Writes are harder to scale than reads since databases have to synchronize writes for consistency. Because of this, all consistent databases have primaries or leaders that are responsible for performing the write synchronization.

The reason for this is simple: multiple writes to the same file on disk can clobber each other.

Although databases are designed to handle multiple connections, every entry added to the transaction/WAL/Append Only log has to be handled sequentially. Put another way, many clients on multiple connections and threads can be connected to the server, but only one write can occur to a file at any given point in time.

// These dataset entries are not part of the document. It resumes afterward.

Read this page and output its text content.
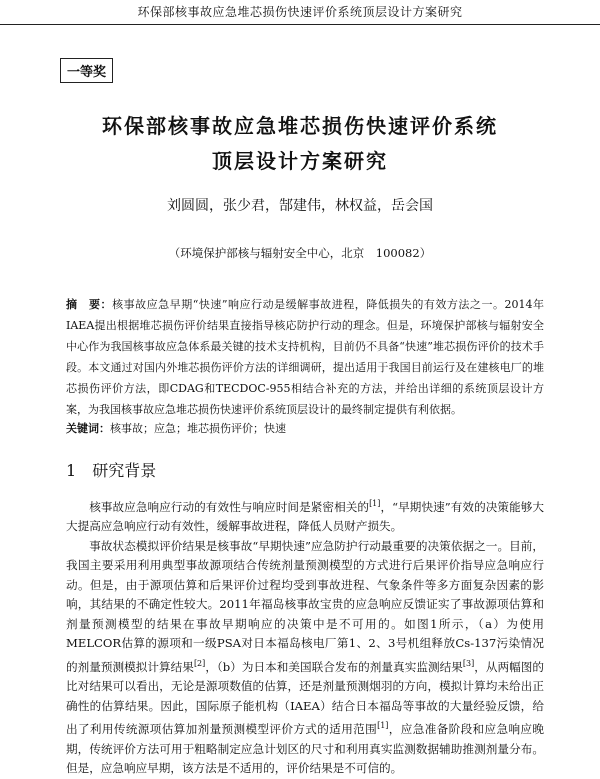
环保部核事故应急堆芯损伤快速评价系统顶层设计方案研究
一等奖
环保部核事故应急堆芯损伤快速评价系统
顶层设计方案研究
刘圆圆，张少君，郜建伟，林权益，岳会国
（环境保护部核与辐射安全中心，北京　100082）
摘　要：核事故应急早期“快速”响应行动是缓解事故进程，降低损失的有效方法之一。2014年IAEA提出根据堆芯损伤评价结果直接指导核応防护行动的理念。但是，环境保护部核与辐射安全中心作为我国核事故应急体系最关键的技术支持机构，目前仍不具备“快速”堆芯损伤评价的技术手段。本文通过对国内外堆芯损伤评价方法的详细调研，提出适用于我国目前运行及在建核电厂的堆芯损伤评价方法，即CDAG和TECDOC-955相结合补充的方法，并给出详细的系统顶层设计方案，为我国核事故应急堆芯损伤快速评价系统顶层设计的最终制定提供有利依据。
关键词：核事故；应急；堆芯损伤评价；快速
1 研究背景

核事故应急响应行动的有效性与响应时间是紧密相关的[1]，“早期快速”有效的决策能够大大提高应急响应行动有效性，缓解事故进程，降低人员财产损失。

事故状态模拟评价结果是核事故“早期快速”应急防护行动最重要的决策依据之一。目前，我国主要采用利用典型事故源项结合传统剂量预测模型的方式进行后果评价指导应急响应行动。但是，由于源项估算和后果评价过程均受到事故进程、气象条件等多方面复杂因素的影响，其结果的不确定性较大。2011年福岛核事故宝贵的应急响应反馈证实了事故源项估算和剂量预测模型的结果在事故早期响应的决策中是不可用的。如图1所示，（a）为使用MELCOR估算的源项和一级PSA对日本福岛核电厂第1、2、3号机组释放Cs-137污染情况的剂量预测模拟计算结果[2]，（b）为日本和美国联合发布的剂量真实监测结果[3]，从两幅图的比对结果可以看出，无论是源项数值的估算，还是剂量预测烟羽的方向，模拟计算均未给出正确性的估算结果。因此，国际原子能机构（IAEA）结合日本福岛等事故的大量经验反馈，给出了利用传统源项估算加剂量预测模型评价方式的适用范围[1]，应急准备阶段和应急响应晚期，传统评价方法可用于粗略制定应急计划区的尺寸和利用真实监测数据辅助推测剂量分布。但是，应急响应早期，该方法是不适用的，评价结果是不可信的。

A notable feature of PostgreSQL and some other RDBMS is the ability to lock a row for update or insert which allows for parallel writes to a single table, this means PostgreSQL is quite efficient at writes over some other databases. However there is still synchronization over head as transactions, index updates, constraint checks all need to happen sequentially. (Imagine trying to add the same record to a table with a unique constraint simultaneously)

Reads don’t have a synchronization problem, as many threads can read a file in parallel. In a typical High Availability (HA) configuration, reads from clients can be sent to multiple secondaries in the cluster. As your read requirement increases you simply add more secondary nodes to the cluster which increases your read capacity. As such, you can scale reads much easier than you can scale writes.

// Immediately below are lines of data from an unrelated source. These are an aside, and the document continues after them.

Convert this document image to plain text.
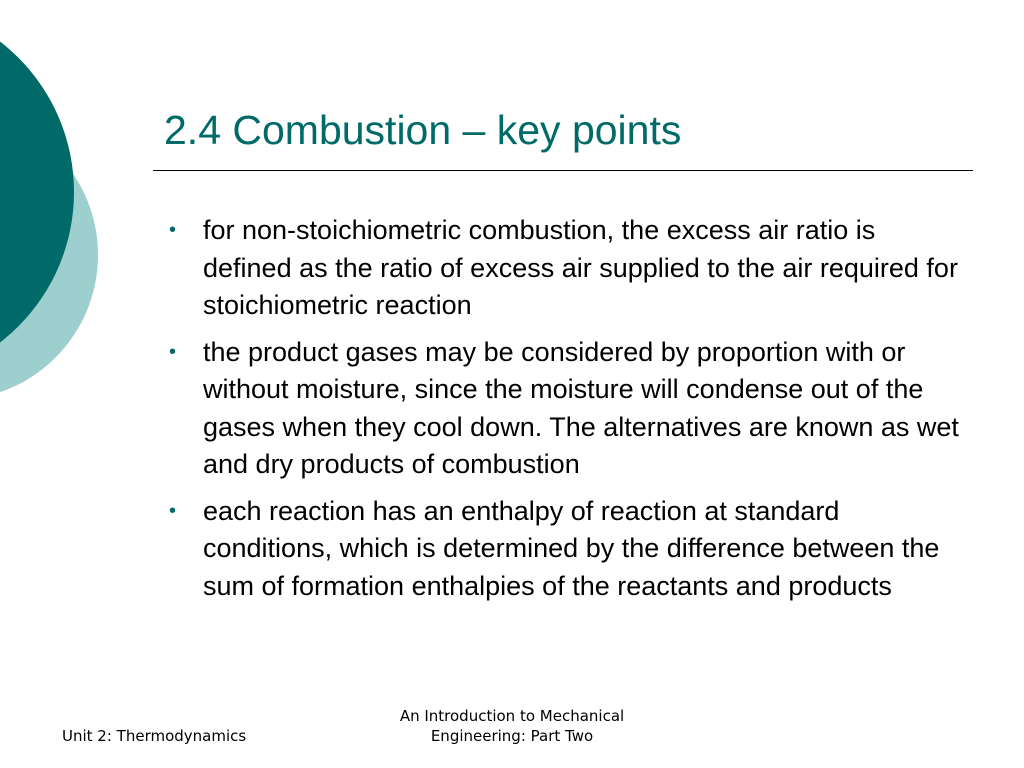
2.4 Combustion – key points
• for non-stoichiometric combustion, the excess air ratio is defined as the ratio of excess air supplied to the air required for stoichiometric reaction
• the product gases may be considered by proportion with or without moisture, since the moisture will condense out of the gases when they cool down. The alternatives are known as wet and dry products of combustion
• each reaction has an enthalpy of reaction at standard conditions, which is determined by the difference between the sum of formation enthalpies of the reactants and products
Unit 2: Thermodynamics
An Introduction to Mechanical
Engineering: Part Two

With this in mind, you might design the write path very differently than the read path, thus paying dividends as you scale.

Avoiding the write synchronization problem

The most efficient way to write to a disk (also applies to network devices like EBS, GBS, etc…) is by writing large blocks of data sequentially on disk. PostgreSQL and MongoDB both make efficient writes to disk by using a WAL or Journal. See MongoDB: Demystifying Write Durability

Writing blocks of data sequentially is why systems like Kafka are so efficient at data ingestion. Each topic in Kafka is essentially a collection of append only files, as new data comes in, Kafka appends the new data to the end of the file and records its offset. There still is some write synchronization happening as the Kafka broker might be accepting new data from several clients simultaneously such that it needs to synchronize those writes to the file. However, Kafka solves the write synchronization problem by splitting a topic into multiple partitions. You can think of a partition as a single writer to a single file. If you find that the single writer isn’t giving you enough write throughput due to write synchronization, you add more partitions to the topic. In this way you spread your writes across multiple partitions there by increasing throughput of the topic. If you run out of IOPS and throughput on one server, Kafka can move partitions to different servers in the cluster, such that a single topic can write to multiple partitions each hosted on different servers. In this manner, Kafka throughput scales horizontally in an almost infinite manner. The total throughput is only limited by the maximum number of partitions and the number of servers in the Kafka cluster. See: Kafka In a Nutshell

This concept of splitting up your data and spreading writes across multiple data flows and multiple servers isn’t unique to Kafka, but is what the tech industry refers to as Sharding

A few high level notes on sharding.

  • Avoid building your own sharding system if you can, use a database with built in sharding.
  • Write and read once shards is a great pattern to follow (Kafka is such an example)
  • Sharding is the easy part, rebalancing is hard. You will eventually need to, don’t pretend you won’t.